I'm fairly knowledgeable about technology so I figured I'd inquire here and see if the gurus have something else to say that could save me this trip.
Ok, well there are a couple of possibilities. One is a cable issue, and the other is a wifi issue. So, first off, here’s an example of my downstream and upstream cable data from my CGN3 as an example. This shows 20 data channels downsteam and 3 upstream.
This data is found on the DOCSIS WAN page of your modem after you have logged into the modem interface. Can you copy that data from your modem and paste it into this thread. Don’t copy the IP and other data that sits above the downstream table, just the tables themselves. The target power levels on the downstream side is 0 dBmV and 37 to 40/41 dBmV on the upstream side. That is the Signal Strength (dBmV) column. The Signal to Noise target is in the 37 to 40 dB on the downstream side. The question is, what are your current Signal Strength levels and Signal to Noise Ratios and are they at a high or low extreme which might be causing problems?
After that is the wifi power level at your laptop and other devices compared to power levels from nearby wifi routers. Maybe someone has set up a wireless router recently that is now causing problems for you. The way to find out is to load inSSIDer on a wireless laptop and have a look at your wireless signal compared to those of your neighbors. Here’s the link to the last freebie version, which is capable of monitoring 2.4 and 5 Ghz networks.
This has since become a pay version which supports 802.11ac. Have a look at the network display and try to determine where your network sits in comparison to other nearby routers. It should be at the top of the list, with some room to spare when you look at the received power levels.

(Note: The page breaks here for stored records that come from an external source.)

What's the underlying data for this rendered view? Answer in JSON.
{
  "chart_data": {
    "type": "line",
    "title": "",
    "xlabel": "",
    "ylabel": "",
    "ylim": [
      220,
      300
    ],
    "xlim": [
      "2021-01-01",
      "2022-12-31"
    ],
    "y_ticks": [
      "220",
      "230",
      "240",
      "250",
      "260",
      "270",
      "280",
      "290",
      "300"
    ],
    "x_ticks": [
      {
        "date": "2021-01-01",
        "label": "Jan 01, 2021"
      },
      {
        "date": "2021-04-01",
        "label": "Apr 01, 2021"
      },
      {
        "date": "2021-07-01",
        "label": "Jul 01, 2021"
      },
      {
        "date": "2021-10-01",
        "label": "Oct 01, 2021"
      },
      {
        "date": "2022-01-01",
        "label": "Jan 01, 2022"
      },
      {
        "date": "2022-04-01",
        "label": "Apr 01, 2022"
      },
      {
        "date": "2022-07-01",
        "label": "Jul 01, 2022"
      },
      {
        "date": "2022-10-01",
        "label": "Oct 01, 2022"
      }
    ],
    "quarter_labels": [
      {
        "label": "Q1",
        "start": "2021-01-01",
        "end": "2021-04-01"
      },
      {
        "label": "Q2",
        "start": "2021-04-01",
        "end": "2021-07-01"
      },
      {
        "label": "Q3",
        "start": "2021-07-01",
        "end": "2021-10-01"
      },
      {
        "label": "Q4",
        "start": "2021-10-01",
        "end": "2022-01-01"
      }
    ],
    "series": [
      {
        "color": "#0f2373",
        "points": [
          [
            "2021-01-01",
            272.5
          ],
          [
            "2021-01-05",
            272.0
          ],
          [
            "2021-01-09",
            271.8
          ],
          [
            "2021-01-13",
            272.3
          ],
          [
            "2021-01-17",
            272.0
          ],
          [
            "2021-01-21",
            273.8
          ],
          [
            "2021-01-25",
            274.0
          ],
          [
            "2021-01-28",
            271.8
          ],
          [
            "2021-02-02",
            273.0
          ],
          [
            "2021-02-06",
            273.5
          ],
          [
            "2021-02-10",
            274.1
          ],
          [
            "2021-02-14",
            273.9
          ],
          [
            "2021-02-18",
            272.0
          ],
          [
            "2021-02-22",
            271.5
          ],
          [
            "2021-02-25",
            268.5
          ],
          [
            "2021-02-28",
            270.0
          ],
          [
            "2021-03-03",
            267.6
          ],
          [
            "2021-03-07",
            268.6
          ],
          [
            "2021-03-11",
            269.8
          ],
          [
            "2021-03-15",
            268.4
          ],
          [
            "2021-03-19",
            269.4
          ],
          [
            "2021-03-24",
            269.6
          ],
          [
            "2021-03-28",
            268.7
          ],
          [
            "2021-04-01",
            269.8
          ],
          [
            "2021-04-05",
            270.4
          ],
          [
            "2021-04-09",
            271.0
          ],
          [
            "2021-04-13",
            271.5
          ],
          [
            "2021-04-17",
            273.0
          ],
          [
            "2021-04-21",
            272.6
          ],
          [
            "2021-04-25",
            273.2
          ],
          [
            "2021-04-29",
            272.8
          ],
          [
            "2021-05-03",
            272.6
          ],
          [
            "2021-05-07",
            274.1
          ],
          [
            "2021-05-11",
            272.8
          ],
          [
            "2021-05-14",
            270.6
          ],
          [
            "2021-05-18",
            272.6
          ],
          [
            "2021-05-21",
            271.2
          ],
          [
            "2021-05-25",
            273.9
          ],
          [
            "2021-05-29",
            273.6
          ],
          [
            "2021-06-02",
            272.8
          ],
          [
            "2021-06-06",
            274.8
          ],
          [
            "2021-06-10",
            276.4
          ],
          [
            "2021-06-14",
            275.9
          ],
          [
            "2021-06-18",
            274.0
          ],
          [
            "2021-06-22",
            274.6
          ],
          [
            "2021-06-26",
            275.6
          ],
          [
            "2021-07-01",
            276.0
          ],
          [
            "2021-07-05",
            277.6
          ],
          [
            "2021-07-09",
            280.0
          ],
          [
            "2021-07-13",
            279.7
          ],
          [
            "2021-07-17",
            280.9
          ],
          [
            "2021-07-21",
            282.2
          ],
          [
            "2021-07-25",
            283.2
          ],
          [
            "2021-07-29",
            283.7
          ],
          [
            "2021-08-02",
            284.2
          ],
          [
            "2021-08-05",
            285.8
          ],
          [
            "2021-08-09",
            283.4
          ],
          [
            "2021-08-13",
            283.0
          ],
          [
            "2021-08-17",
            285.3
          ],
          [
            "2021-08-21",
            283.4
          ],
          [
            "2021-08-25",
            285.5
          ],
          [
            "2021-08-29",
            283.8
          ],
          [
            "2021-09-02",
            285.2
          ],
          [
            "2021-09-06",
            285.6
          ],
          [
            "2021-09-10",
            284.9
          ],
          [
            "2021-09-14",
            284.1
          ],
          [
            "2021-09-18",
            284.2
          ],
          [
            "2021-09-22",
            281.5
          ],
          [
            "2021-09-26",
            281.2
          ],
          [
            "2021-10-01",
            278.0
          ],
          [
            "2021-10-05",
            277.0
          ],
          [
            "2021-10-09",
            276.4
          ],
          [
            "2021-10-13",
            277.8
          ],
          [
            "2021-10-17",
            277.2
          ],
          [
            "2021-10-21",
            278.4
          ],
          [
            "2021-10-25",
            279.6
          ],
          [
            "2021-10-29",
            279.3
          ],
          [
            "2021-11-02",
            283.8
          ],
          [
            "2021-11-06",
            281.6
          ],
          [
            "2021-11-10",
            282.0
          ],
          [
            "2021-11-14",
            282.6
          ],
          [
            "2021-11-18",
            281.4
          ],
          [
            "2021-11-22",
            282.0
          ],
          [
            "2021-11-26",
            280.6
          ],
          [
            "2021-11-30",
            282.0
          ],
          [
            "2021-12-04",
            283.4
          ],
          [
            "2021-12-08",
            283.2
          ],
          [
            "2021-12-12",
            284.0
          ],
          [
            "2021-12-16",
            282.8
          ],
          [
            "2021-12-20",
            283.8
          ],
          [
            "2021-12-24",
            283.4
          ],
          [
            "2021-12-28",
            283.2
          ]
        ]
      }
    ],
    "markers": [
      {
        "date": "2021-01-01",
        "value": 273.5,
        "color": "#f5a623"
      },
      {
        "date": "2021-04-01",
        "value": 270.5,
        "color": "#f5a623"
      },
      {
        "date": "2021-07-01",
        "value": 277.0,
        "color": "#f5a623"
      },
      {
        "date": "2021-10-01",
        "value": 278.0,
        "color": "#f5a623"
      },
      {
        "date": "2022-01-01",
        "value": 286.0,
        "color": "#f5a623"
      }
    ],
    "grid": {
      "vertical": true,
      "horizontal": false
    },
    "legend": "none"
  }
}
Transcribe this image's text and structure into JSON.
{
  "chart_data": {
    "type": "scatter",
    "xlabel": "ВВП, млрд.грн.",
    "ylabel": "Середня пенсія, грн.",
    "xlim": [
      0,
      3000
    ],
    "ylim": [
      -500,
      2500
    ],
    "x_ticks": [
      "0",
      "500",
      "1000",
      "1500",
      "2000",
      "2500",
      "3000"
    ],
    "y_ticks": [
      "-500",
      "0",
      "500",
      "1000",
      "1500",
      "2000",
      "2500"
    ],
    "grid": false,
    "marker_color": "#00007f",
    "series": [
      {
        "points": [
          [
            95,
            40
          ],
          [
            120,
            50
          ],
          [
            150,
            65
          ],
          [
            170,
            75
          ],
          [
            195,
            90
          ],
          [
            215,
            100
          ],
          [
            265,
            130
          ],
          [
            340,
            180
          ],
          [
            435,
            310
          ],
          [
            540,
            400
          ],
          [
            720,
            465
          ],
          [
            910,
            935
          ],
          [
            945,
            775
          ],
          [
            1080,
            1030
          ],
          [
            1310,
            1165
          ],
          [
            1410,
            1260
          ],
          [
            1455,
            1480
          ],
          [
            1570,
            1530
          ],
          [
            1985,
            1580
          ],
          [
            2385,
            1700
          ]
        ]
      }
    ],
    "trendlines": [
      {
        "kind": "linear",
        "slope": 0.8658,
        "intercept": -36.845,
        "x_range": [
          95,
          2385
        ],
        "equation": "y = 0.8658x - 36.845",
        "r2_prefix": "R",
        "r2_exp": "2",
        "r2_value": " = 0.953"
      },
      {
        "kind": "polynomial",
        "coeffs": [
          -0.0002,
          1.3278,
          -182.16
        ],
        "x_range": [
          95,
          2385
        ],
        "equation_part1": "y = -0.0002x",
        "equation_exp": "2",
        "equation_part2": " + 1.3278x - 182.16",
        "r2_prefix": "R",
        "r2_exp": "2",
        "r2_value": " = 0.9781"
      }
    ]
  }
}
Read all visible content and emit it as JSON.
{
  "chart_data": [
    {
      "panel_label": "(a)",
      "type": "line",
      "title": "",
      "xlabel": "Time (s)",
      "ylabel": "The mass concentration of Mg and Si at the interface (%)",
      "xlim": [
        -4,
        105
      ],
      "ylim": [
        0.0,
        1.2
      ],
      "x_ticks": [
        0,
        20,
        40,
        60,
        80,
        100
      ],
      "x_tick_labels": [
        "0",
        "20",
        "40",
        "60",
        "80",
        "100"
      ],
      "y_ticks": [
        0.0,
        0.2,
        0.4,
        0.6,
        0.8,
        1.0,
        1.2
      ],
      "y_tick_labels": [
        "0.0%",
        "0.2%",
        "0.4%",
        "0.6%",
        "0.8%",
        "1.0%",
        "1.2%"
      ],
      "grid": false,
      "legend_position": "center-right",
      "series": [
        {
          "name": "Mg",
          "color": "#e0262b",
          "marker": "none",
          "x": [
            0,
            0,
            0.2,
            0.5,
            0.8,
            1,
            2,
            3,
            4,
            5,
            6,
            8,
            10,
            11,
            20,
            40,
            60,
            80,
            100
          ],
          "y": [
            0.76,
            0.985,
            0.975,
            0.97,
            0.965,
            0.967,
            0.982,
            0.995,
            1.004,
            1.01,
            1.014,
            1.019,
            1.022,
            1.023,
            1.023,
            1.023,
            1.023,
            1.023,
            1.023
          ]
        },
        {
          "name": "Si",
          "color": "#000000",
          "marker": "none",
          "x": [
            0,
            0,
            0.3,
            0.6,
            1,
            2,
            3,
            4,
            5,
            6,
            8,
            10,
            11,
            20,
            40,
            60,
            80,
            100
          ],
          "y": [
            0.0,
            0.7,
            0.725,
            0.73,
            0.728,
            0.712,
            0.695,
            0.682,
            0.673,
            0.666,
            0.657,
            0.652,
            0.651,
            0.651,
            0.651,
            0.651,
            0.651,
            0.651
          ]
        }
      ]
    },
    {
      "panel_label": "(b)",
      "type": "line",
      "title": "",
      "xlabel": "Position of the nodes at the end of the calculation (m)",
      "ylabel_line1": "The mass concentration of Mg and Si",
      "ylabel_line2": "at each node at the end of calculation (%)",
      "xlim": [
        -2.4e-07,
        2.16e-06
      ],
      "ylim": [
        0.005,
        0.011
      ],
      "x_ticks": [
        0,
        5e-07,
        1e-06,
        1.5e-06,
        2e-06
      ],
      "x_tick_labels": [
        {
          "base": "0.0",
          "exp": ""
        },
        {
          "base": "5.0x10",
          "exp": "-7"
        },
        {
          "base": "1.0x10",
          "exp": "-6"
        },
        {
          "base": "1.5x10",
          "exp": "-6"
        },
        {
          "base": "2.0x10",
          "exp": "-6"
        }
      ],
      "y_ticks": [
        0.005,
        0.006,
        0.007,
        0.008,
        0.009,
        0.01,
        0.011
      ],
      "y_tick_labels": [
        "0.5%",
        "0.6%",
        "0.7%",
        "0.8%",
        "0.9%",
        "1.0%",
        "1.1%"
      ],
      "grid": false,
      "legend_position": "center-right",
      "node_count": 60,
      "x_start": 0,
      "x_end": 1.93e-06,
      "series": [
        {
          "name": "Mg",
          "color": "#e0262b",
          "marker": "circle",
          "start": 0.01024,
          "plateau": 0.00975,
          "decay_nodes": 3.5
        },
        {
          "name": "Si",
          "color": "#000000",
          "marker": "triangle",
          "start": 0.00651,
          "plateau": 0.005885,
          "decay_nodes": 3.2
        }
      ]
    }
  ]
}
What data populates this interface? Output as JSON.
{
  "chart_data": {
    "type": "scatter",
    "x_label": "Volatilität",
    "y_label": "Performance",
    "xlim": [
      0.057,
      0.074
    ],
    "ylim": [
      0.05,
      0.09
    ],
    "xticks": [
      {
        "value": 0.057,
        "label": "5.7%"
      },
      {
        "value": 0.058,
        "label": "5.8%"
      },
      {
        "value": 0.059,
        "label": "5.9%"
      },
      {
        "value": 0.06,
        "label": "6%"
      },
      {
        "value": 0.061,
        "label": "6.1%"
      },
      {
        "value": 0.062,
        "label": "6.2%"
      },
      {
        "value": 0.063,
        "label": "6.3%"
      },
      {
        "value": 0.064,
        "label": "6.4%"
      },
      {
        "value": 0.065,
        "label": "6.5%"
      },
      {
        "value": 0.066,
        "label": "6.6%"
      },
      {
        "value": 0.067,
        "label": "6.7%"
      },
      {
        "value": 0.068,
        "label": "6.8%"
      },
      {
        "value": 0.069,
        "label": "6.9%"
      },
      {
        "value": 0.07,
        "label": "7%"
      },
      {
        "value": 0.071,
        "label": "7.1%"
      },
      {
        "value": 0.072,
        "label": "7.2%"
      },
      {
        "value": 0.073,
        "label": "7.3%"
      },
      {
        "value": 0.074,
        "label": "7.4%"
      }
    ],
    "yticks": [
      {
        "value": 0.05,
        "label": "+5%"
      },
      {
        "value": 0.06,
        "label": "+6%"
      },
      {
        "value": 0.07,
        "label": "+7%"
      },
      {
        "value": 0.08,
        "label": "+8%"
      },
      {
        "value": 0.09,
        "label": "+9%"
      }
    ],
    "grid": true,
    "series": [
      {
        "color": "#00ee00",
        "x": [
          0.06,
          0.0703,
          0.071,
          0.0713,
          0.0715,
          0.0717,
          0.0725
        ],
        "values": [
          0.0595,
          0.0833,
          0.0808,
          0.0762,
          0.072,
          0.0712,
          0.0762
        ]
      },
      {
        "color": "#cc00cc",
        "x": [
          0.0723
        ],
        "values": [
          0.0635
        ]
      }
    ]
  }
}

Can you indicate whether or not you are using the 3825 for wireless networks, or if you have a third party router that you might be using for wireless networks. None of the Rogers combo modem / router devices show steller performance in the wifi department, so, if you haven't thought of using a more capable router for your wireless networks, you might have hit a point where it might be a good idea. If you read through many of the postings in the forum, you will see that poor wireless performance is a constant complaint.